L’avocat qui a ouvert le compte de Cahuzac ignorait qu’il n’était pas déclaré !

L’avocat qui a ouvert le compte de Cahuzac  ignorait  qu’il n’était pas déclaré

L’avocat proche de Marine Le Pen qui a ouvert en Suisse le compte bancaire de Jérôme Cahuzac, Philippe Péninque, affirme qu’il ne savait pas que ce compte n’avait pas été déclaré au fisc français, dans un entretien au Parisien-Aujourd’hui en France paru jeudi.   »Lorsque j’ai appris l’existence de cet enregistrement (celui de la voix de Jérôme Cahuzac révélé en décembre par Mediapart, NDLR), j’ai tout d’abord pensé à une manipulation. Je me suis dit qu’il était tombé dans un piège car, pour moi, un gars aussi intelligent que Cahuzac ne pouvait pas ne pas l’avoir déclaré », confie au journal Philippe Péninque.  Cet ancien leader du mouvement étudiant d’extrême droite GUD et ami de la présidente du FN confirme avoir ouvert « certainement en 1992″ à la banque UBS un compte pour Jérôme Cahuzac. « Ensuite, ce compte a vécu sa vie », ajoute l’ancien avocat spécialisé dans les montages fiscaux, sans évoquer son transfert en 2009 à Singapour.   »Cahuzac voulait développer ses interventions de greffes capillaires à l’étranger. Il se rendait parfois chez ses clients en Italie, en Espagne et au Moyen-Orient aussi, je crois. Il était plus +glamour+ pour la facturation de pouvoir donner une adresse en Suisse plutôt qu’à Paris », explique Philippe Péninque. « Je me suis donc rendu à Genève pour ouvrir un compte chez UBS dont j’étais tout d’abord l’ayant droit.

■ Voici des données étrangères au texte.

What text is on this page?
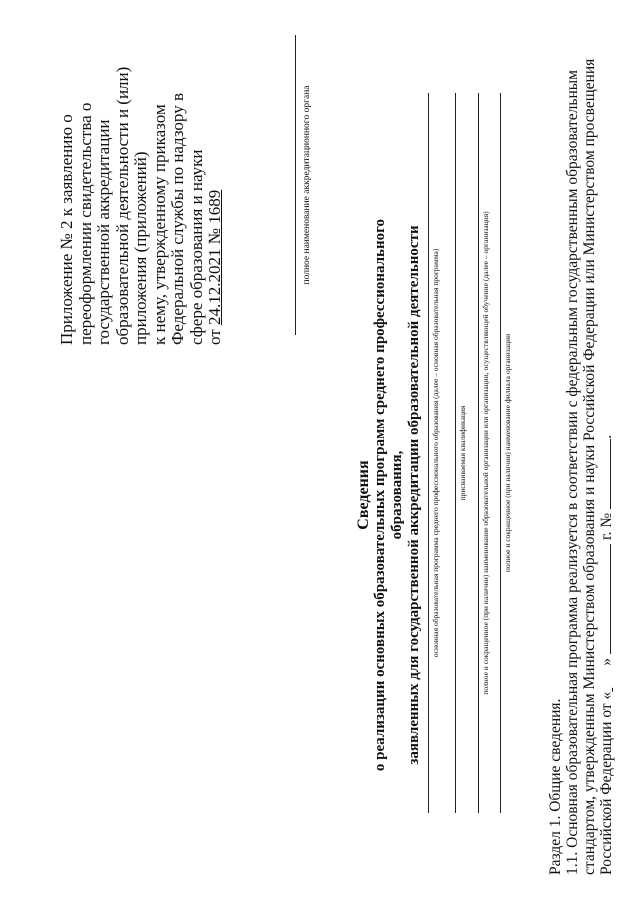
Приложение № 2 к заявлению о переоформлении свидетельства о государственной аккредитации образовательной деятельности и (или) приложения (приложений) к нему, утвержденному приказом Федеральной службы по надзору в сфере образования и науки от 24.12.2021 № 1689	полное наименование аккредитационного органа
Сведения о реализации основных образовательных программ среднего профессионального образования, заявленных для государственной аккредитации образовательной деятельности основная образовательная программа среднего профессионального образования (далее – основная образовательная программа) присваиваемая квалификация полное и сокращенное (при наличии) наименование образовательной организации или организации, осуществляющей обучение (далее – организация) полное и сокращенное (при наличии) наименование филиала организации
Раздел 1. Общие сведения. 1.1. Основная образовательная программа реализуется в соответствии с федеральным государственным образовательным стандартом, утвержденным Министерством образования и науки Российской Федерации или Министерством просвещения Российской Федерации от « »г. №.
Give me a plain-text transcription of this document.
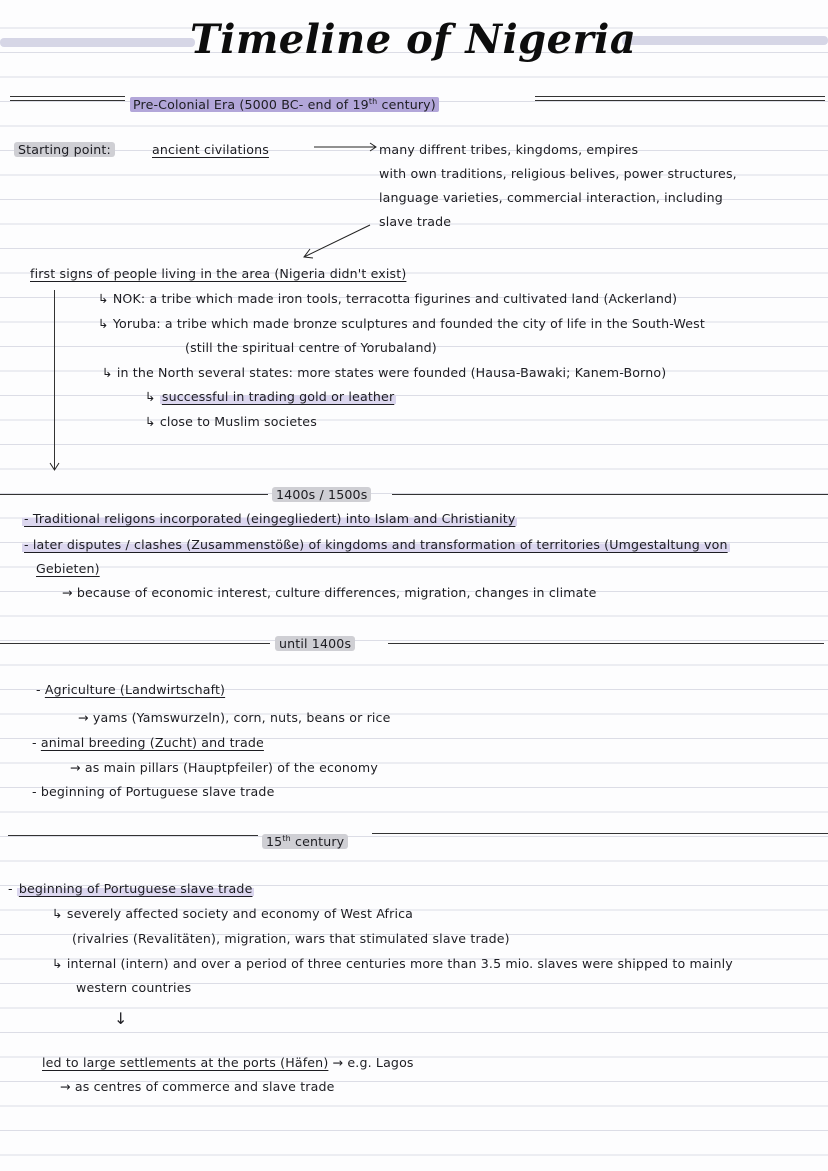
Timeline of Nigeria
Pre-Colonial Era (5000 BC- end of 19th century)
Starting point:	ancient civilations	many diffrent tribes, kingdoms, empires
with own traditions, religious belives, power structures,
language varieties, commercial interaction, including
slave trade
first signs of people living in the area (Nigeria didn't exist)
↳ NOK: a tribe which made iron tools, terracotta figurines and cultivated land (Ackerland)
↳ Yoruba: a tribe which made bronze sculptures and founded the city of life in the South-West
(still the spiritual centre of Yorubaland)
↳ in the North several states: more states were founded (Hausa-Bawaki; Kanem-Borno)
↳ successful in trading gold or leather
↳ close to Muslim societes
1400s / 1500s
- Traditional religons incorporated (eingegliedert) into Islam and Christianity
- later disputes / clashes (Zusammenstöße) of kingdoms and transformation of territories (Umgestaltung von
Gebieten)
→ because of economic interest, culture differences, migration, changes in climate
until 1400s
- Agriculture (Landwirtschaft)
→ yams (Yamswurzeln), corn, nuts, beans or rice
- animal breeding (Zucht) and trade
→ as main pillars (Hauptpfeiler) of the economy
- beginning of Portuguese slave trade
15th century
- beginning of Portuguese slave trade
↳ severely affected society and economy of West Africa
(rivalries (Revalitäten), migration, wars that stimulated slave trade)
↳ internal (intern) and over a period of three centuries more than 3.5 mio. slaves were shipped to mainly
western countries
↓
led to large settlements at the ports (Häfen) → e.g. Lagos
→ as centres of commerce and slave trade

Après quelques semaines ou mois – je ne me rappelle plus -, Cahuzac s’est rendu en Suisse mettre le compte à son nom », poursuit l’ancien avocat, assurant qu’il ne savait « absolument pas » que l’ex-ministre du Budget ne l’avait pas déclaré à l’administration fiscale française.  Philippe Péninque dit avoir connu Jérôme Cahuzac au tout début des années 1990 par l’intermédiaire d’un associé – ancien membre du GUD lui aussi – qui était le cousin de sa femme Patricia.   »J’ai la même amitié qu’avant pour lui. Je l’ai croisé par hasard à la sortie d’un café du XVIe arrondissement quelques jours avant ses aveux mardi. Il était blanc comme un linge et il m’a dit: +Je vais aller me dénoncer aux juges+ », affirme l’ancien avocat.  L’ancien ministre du Budget avait été mis en examen mardi pour blanchiment de fraude fiscale après avoir reconnu qu’il avait détenu un compte à l’étranger, des aveux qui ont provoqué un scandale politique.